Mayordomo J I, Rivera F, Díaz-Puente M T, Lianes P, Colomer R, López-Brea M, López E, Paz-Ares L, Hitt R, García-Ribas I
Division of Medical Oncology, Hospital Universitario 12 de Octubre, Madrid, Spain.
J Natl Cancer Inst. 1995 Jun 7;87(11):803-8. doi: 10.1093/jnci/87.11.803.
Several randomized trials have tested the use of granulocyte colony-stimulating factor (G-CSF) and granulocyte-macrophage colony-stimulating factor (GM-CSF) in relieving chemotherapy-induced bone marrow suppression. However, the use of CSFs in the treatment of neutropenic fever remains virtually unexplored.
This study evaluated the benefits of adding CSF therapy to the standard antibiotic treatments given to cancer patients for chemotherapy-induced neutropenic fever.

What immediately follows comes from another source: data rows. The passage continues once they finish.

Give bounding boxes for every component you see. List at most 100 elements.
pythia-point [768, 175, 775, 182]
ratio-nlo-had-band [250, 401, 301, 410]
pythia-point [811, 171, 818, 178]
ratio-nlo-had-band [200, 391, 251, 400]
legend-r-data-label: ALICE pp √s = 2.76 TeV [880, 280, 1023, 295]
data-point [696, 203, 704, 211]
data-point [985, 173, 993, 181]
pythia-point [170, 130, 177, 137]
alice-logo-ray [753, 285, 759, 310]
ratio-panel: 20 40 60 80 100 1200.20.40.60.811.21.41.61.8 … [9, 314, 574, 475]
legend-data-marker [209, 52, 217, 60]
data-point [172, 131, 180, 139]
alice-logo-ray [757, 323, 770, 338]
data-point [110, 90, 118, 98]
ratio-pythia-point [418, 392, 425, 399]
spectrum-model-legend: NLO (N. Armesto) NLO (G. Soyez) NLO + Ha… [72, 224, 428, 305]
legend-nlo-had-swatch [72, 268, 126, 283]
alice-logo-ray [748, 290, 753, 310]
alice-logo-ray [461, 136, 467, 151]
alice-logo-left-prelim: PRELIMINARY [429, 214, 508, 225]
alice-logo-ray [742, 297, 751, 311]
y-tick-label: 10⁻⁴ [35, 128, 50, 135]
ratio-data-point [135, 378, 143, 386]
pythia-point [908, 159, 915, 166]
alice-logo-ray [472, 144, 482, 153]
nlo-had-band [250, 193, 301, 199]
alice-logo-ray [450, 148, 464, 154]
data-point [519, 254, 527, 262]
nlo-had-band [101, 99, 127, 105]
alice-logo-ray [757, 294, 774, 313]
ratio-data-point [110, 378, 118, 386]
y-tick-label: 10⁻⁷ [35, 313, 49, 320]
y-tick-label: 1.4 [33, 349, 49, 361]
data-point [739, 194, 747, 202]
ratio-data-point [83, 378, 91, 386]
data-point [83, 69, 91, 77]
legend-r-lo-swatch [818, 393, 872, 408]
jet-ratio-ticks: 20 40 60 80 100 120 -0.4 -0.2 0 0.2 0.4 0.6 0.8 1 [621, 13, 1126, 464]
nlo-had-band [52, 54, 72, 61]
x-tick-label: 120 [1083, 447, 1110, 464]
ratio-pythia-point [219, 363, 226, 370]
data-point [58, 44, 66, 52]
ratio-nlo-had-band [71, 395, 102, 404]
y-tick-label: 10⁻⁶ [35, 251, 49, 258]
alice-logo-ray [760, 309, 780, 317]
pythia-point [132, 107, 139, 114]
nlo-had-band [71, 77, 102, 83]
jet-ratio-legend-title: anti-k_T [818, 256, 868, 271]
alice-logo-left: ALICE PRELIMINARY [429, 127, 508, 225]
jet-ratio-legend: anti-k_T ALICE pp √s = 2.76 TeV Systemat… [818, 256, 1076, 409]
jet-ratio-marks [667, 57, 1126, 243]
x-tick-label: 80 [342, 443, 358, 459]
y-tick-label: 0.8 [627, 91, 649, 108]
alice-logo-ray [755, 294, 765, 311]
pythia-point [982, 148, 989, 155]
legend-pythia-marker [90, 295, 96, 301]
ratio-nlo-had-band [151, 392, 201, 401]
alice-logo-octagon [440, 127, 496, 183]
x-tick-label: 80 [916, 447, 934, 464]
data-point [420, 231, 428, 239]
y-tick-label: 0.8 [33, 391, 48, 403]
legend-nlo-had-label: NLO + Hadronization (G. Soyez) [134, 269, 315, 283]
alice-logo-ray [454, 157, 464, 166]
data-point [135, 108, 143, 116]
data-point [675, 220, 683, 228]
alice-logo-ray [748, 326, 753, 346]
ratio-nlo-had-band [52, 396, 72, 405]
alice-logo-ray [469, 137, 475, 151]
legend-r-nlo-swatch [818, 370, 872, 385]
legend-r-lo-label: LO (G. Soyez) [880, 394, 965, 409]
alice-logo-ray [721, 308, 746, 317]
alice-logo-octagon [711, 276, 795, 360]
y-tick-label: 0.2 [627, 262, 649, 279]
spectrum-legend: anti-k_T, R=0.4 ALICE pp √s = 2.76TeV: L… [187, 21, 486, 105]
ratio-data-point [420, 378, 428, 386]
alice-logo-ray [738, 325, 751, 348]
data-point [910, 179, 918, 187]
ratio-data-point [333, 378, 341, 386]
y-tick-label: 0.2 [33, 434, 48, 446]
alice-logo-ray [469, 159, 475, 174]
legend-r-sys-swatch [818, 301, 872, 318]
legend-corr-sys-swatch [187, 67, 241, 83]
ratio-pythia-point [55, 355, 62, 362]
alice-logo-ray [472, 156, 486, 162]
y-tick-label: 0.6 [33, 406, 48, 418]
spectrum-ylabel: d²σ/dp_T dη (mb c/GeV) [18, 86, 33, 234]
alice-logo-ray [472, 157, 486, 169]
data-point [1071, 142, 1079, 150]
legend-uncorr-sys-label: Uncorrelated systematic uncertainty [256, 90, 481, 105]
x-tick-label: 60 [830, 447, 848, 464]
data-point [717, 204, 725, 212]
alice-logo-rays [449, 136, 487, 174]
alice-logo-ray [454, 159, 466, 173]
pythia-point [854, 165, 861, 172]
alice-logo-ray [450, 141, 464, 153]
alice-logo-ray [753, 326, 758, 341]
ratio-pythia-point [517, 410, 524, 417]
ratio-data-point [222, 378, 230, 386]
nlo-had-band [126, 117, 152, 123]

The usefulness of CSFs was quantified in terms of reducing the following: (a) the duration of neutropenia, (b) the length of hospitalization, and (c) the overall cost of the treatment.

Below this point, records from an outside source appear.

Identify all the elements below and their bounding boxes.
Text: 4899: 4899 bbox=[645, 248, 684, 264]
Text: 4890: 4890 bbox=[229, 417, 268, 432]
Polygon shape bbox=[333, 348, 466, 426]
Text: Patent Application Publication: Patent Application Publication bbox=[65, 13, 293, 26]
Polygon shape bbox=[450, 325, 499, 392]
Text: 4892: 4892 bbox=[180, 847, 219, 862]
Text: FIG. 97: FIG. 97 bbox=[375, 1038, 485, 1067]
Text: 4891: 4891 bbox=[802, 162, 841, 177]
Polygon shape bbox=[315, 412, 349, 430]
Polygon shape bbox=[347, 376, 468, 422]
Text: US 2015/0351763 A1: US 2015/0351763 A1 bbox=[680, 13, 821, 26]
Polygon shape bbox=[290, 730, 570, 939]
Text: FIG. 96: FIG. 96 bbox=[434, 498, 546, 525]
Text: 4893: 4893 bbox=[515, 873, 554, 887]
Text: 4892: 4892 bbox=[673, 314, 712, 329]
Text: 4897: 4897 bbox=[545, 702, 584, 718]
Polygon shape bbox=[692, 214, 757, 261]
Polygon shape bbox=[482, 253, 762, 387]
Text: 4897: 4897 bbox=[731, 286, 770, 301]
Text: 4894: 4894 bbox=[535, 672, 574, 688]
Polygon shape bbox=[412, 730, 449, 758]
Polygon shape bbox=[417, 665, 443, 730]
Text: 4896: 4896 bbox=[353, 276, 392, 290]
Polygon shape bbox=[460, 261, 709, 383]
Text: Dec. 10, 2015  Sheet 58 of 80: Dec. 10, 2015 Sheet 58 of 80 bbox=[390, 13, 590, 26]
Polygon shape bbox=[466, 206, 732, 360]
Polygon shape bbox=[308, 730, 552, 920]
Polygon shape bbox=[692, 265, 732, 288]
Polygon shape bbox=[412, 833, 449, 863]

A randomized trial was conducted to test whether the administration of either G-CSF or GM-CSF improved the outcome of standard antibiotic therapy (ceftazidime plus amikacin) in nonleukemic cancer patients with fever (> 38 degrees C) and grade IV neutropenia (absolute neutrophil count [ANC] < 500/mm3) induced by standard-dose chemotherapy. Of 121 patients who entered the trial, 39 received G-CSF (5 micrograms/kg body weight per day), 39 received GM-CSF (5 micrograms/kg body weight per day), and 43 received a placebo beginning just after the first dose of antibiotics. Treatments were continued for at least 5 days (7 days with clinically or microbiologically documented infections) or until 2 days after fever subsided and ANCs rose above 1000/mm3.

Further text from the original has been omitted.